Izpisúa Belmonte believes epigenetic reprogramming may prove to be an "elixir of life" that will extend human life span significantly. Life expectancy has increased more than twofold in the developed world over the past two centuries. Thanks to childhood vaccines, seat belts, and so on, more people than ever reach natural old age. But there is a limit to how long anyone lives, which Izpisúa Belmonte says is because our bodies wear down through inevitable decay and deterioration. "Aging is nothing other than molecular aberrations that occur at the cellular level." It is, he says, a war with entropy that no individual has ever won.
The treatment Izpisúa Belmonte gave his mice is based on a Nobel-winning discovery by the Japanese stem-cell scientist Shinya Yamanaka. Starting in 2006, Yamanaka demonstrated how adding just four proteins to human adult cells could reprogram them so that they look and act like those in a newly formed embryo. To many scientists, Yamanaka's discovery was promising mainly as a way to manufacture replacement tissue for use in new types of transplant treatments. Researchers at the Spanish National Cancer Research Centre took the technology in a new direction when they studied mice whose genomes harbored extra copies of the Yamanaka factors. Turning these on, they demonstrated that cell reprogramming could actually occur inside an adult animal body, not only in a laboratory dish. The experiment suggested an entirely new form of medicine. You could potentially rejuvenate a person's entire body. But it also underscored the dangers. Clear away too many of the methylation marks and other footprints of the epigenome and "your cells basically lose their identity."

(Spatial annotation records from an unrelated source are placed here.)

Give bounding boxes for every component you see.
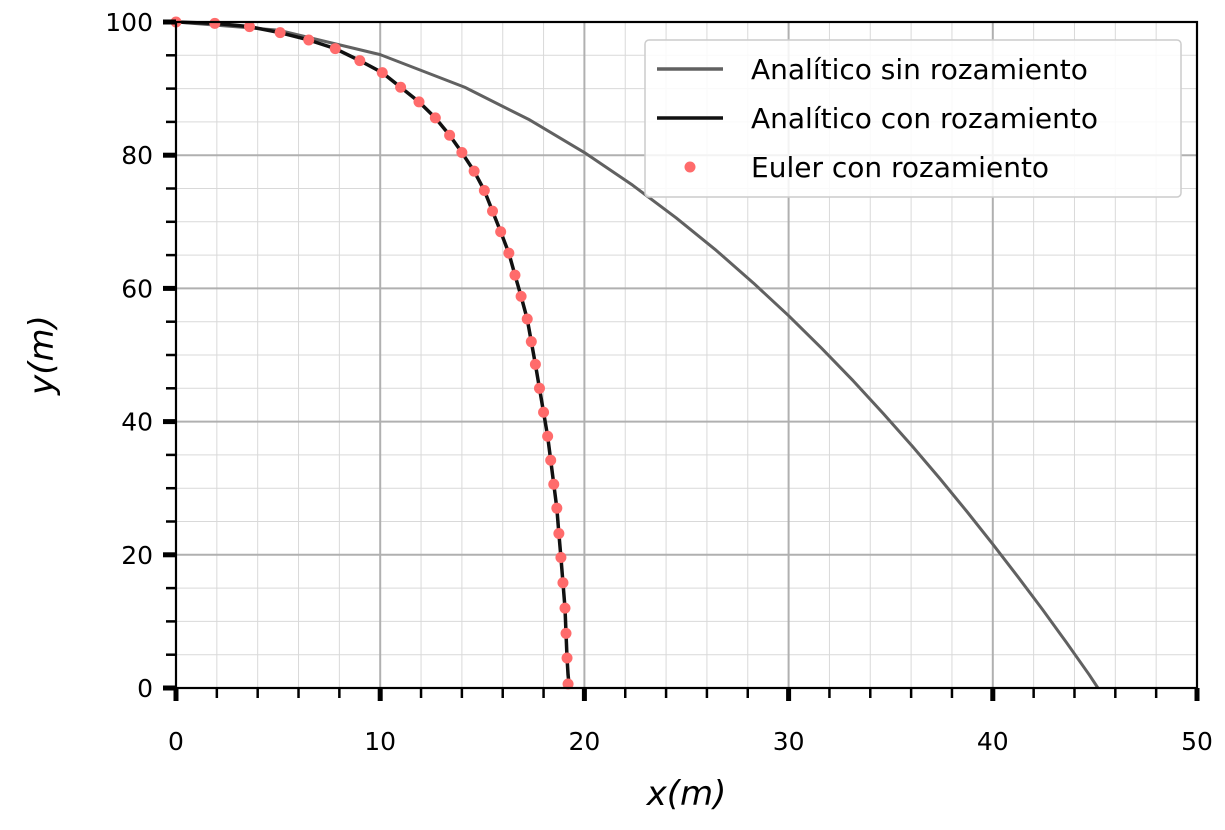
euler-point — [495, 226, 507, 238]
y-tick-label: 20 — [121, 541, 153, 570]
euler-point — [395, 81, 407, 93]
x-tick-label: 40 — [977, 727, 1009, 756]
euler-point — [542, 430, 554, 442]
euler-point — [533, 382, 545, 394]
euler-point — [244, 21, 256, 33]
euler-point — [545, 454, 557, 466]
series-line-0 — [175, 20, 1100, 689]
x-axis-label: x(m) — [646, 774, 727, 814]
euler-point — [562, 678, 574, 690]
series-layer — [170, 16, 1100, 690]
x-tick-label: 0 — [168, 727, 184, 756]
y-tick-label: 40 — [121, 408, 153, 437]
euler-point — [444, 129, 456, 141]
euler-point — [557, 577, 569, 589]
x-tick-label: 10 — [364, 727, 396, 756]
euler-point — [529, 358, 541, 370]
x-tick-label: 20 — [568, 727, 600, 756]
euler-point — [555, 551, 567, 563]
euler-point — [468, 165, 480, 177]
euler-point — [274, 27, 286, 39]
y-tick-label: 80 — [121, 141, 153, 170]
euler-point — [329, 43, 341, 55]
axis-ticks — [163, 19, 1200, 701]
euler-point — [376, 67, 388, 79]
euler-point — [561, 652, 573, 664]
euler-point — [551, 502, 563, 514]
euler-point — [525, 336, 537, 348]
x-tick-label: 30 — [773, 727, 805, 756]
legend-swatch-euler — [684, 161, 696, 173]
x-tick-label: 50 — [1181, 727, 1213, 756]
euler-point — [413, 96, 425, 108]
legend-label-euler: Euler con rozamiento — [751, 151, 1049, 184]
euler-point — [478, 184, 490, 196]
euler-point — [509, 269, 521, 281]
euler-point — [559, 602, 571, 614]
euler-point — [515, 290, 527, 302]
legend-box — [644, 39, 1182, 198]
euler-point — [521, 313, 533, 325]
euler-point — [560, 627, 572, 639]
euler-point — [303, 34, 315, 46]
euler-point — [209, 17, 221, 29]
y-tick-label: 100 — [105, 8, 153, 37]
euler-point — [538, 406, 550, 418]
euler-point — [548, 478, 560, 490]
legend-label-con-rozamiento: Analítico con rozamiento — [751, 102, 1098, 135]
legend: Analítico sin rozamiento Analítico con r… — [644, 39, 1182, 198]
euler-point — [553, 527, 565, 539]
euler-point — [503, 247, 515, 259]
euler-point — [429, 112, 441, 124]
y-axis-label: y(m) — [22, 315, 62, 396]
euler-point — [487, 205, 499, 217]
y-tick-label: 0 — [137, 674, 153, 703]
y-tick-label: 60 — [121, 274, 153, 303]
legend-label-sin-rozamiento: Analítico sin rozamiento — [751, 53, 1088, 86]
tick-labels: 0 10 20 30 40 50 0 20 40 60 80 100 — [105, 8, 1213, 756]
euler-point — [354, 55, 366, 67]
euler-point — [456, 147, 468, 159]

To others, however, the evidence for rejuvenation is plainly in its infancy. Jan Vijg, chair of the genetics department at the Albert Einstein College of Medicine in New York City, says aging consists of "hundreds of different processes" to which simple solutions are unlikely. Theoretically, he believes, science can "create processes that are so powerful they could override all of the other ones. We don't know that right now." An even broader doubt is whether the epigenetic changes that Izpisúa Belmonte is reversing in his lab are really the cause of aging or just a sign of it - the equivalent of wrinkles in aging skin. If so, Izpisúa Belmonte's treatment might be like smoothing out wrinkles, a purely cosmetic effect. "We have no way of knowing, and there is really no evidence, that says the DNA methylation is causing these cells to age," says John Greally, another professor at Einstein. The notion that "if I change those DNA methylations, I will be influencing aging has red flags all over it."